[Download] "Finding Fernanda" by Erin Siegal # eBook PDF Kindle ePub Free
eBook details
- Title: Finding Fernanda
- Author : Erin Siegal
- Release Date : January 01, 2011
- Genre: Social Science,Books,Nonfiction,Family & Relationships,True Crime,
- Pages : * pages
- Size : 2635 KB
Description
What began as Erin Siegal s 2009 Master's project as a Fellow at the Stabile Center for Investigative Reporting at Columbia University's Graduate School of Journalism evolved into a complex investigation of $30,000 U.S. dollars, four Guatemalan orphans, one nonprofit evangelical Christian adoption agency, an accused family-run child-trafficking ring, one infant cut from her unconscious mother's womb, two missing sisters, and a nine-member Tennessee family who believed wholeheartedly in Christian love and faith until the dark side of international adoption shattered their trust. Siegal reveals the heart wrenching story of how one poor Guatemalan woman, Mildred Alvarado, ultimately reunited with her kidnapped daughters against all odds and how the American housewife slated to adopt one of those children, Elizabeth Emanuel, accidentally became a reformer dedicated to an ethical adoption system.
FINDING FERNANDA sheds light on the highly politicized landscape of Guatemala s adoption industry, a multi-million dollar trade that was both highly profitable and barely regulated. Children have been stolen, sold, and placed as orphans in corrupt international adoptions to well-intentioned Western parents ever since the industry began in the 1980s, yet the governments of Guatemala and the United States repeatedly proved unwilling and incapable of regulating the baby trade.
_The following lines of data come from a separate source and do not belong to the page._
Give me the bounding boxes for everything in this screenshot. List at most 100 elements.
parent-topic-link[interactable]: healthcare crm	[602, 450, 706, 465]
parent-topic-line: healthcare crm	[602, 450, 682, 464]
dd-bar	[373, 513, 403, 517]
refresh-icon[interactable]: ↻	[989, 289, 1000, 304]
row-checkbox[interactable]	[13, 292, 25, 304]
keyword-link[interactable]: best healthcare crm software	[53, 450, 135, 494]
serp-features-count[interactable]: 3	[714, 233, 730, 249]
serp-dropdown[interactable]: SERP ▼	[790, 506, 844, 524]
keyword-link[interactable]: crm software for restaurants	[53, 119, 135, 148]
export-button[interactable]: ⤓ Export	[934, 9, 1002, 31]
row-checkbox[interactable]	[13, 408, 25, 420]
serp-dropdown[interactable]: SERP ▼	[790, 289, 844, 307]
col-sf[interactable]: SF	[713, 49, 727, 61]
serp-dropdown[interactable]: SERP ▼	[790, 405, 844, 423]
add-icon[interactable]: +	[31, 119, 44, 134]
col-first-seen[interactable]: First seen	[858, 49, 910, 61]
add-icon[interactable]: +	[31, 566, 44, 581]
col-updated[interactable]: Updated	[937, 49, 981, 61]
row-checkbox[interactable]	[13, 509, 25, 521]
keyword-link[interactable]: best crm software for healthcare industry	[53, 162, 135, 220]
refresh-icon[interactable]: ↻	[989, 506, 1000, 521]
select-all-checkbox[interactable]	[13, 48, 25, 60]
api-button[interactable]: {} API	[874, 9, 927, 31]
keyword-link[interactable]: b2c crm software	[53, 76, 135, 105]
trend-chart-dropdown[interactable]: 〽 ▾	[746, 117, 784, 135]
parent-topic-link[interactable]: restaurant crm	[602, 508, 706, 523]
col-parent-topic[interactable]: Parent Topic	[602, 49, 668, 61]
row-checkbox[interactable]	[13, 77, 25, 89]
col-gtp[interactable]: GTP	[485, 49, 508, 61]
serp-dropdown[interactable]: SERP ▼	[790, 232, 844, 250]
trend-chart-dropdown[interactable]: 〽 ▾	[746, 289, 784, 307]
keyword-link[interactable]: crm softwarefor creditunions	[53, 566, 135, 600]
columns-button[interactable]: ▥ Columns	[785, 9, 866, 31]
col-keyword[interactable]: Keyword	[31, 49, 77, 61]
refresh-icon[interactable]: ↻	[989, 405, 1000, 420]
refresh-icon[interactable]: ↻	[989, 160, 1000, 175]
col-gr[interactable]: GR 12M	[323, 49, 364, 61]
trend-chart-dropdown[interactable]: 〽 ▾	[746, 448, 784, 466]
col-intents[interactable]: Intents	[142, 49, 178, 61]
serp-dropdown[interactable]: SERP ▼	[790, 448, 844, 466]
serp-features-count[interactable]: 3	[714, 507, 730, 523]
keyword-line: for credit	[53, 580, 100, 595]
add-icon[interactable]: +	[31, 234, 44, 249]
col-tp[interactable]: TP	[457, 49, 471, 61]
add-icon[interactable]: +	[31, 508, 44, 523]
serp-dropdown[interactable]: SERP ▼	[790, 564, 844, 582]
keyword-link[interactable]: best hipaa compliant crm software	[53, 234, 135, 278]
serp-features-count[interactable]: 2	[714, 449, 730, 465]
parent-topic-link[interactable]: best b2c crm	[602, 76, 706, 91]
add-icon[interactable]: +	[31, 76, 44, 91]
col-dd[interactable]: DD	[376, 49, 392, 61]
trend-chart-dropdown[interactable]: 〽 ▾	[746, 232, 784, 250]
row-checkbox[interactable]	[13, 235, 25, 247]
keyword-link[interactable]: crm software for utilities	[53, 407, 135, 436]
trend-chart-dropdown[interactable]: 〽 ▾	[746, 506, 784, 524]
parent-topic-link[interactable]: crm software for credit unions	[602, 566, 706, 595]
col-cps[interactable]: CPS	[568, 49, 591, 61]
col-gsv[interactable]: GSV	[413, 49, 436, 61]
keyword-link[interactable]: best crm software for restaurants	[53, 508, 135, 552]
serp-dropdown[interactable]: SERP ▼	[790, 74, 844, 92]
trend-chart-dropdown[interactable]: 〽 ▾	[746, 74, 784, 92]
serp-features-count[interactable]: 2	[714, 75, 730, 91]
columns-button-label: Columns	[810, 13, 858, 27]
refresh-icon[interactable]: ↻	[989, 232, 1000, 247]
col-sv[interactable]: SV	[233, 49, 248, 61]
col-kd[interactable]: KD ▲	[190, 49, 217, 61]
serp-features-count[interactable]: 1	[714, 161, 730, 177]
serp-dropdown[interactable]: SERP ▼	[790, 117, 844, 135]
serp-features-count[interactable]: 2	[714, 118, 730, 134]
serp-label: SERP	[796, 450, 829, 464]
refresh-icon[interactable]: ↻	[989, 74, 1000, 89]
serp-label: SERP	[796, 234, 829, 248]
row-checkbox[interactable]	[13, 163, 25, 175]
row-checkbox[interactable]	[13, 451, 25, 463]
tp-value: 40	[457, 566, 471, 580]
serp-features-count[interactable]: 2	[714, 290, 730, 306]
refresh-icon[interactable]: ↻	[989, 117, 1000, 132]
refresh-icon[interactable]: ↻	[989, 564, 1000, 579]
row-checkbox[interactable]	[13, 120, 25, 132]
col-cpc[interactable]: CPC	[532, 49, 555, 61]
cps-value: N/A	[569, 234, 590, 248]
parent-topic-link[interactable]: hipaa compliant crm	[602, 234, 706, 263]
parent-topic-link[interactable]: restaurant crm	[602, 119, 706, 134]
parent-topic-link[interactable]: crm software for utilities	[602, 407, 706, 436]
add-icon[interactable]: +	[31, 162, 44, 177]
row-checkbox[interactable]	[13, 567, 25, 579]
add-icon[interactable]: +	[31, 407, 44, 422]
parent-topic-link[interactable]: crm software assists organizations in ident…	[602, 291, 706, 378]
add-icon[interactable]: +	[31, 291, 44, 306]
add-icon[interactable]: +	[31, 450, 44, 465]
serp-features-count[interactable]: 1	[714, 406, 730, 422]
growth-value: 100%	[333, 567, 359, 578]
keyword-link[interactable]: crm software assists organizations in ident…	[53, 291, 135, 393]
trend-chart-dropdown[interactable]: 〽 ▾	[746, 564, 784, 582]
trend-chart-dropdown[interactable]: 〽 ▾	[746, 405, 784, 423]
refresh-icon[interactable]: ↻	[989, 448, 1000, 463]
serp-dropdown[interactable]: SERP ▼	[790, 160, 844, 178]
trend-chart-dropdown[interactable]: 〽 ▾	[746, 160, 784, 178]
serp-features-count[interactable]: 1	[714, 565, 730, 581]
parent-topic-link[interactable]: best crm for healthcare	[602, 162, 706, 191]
With help of documents obtained via Freedom of Information Act requests, leaked emails, and key sources inside both the Guatemalan and U.S. governments, Siegal research traces one compelling case of corruption in detail from start to finish. Along the way, the mechanisms surrounding orphan laundering are illuminated, including the roles of baby-finders, caretakers, judges, government officials, and more. This cadena perpetua, or perpetual chain, involves everyone from Guatemalan judges to U.S. embassy officials.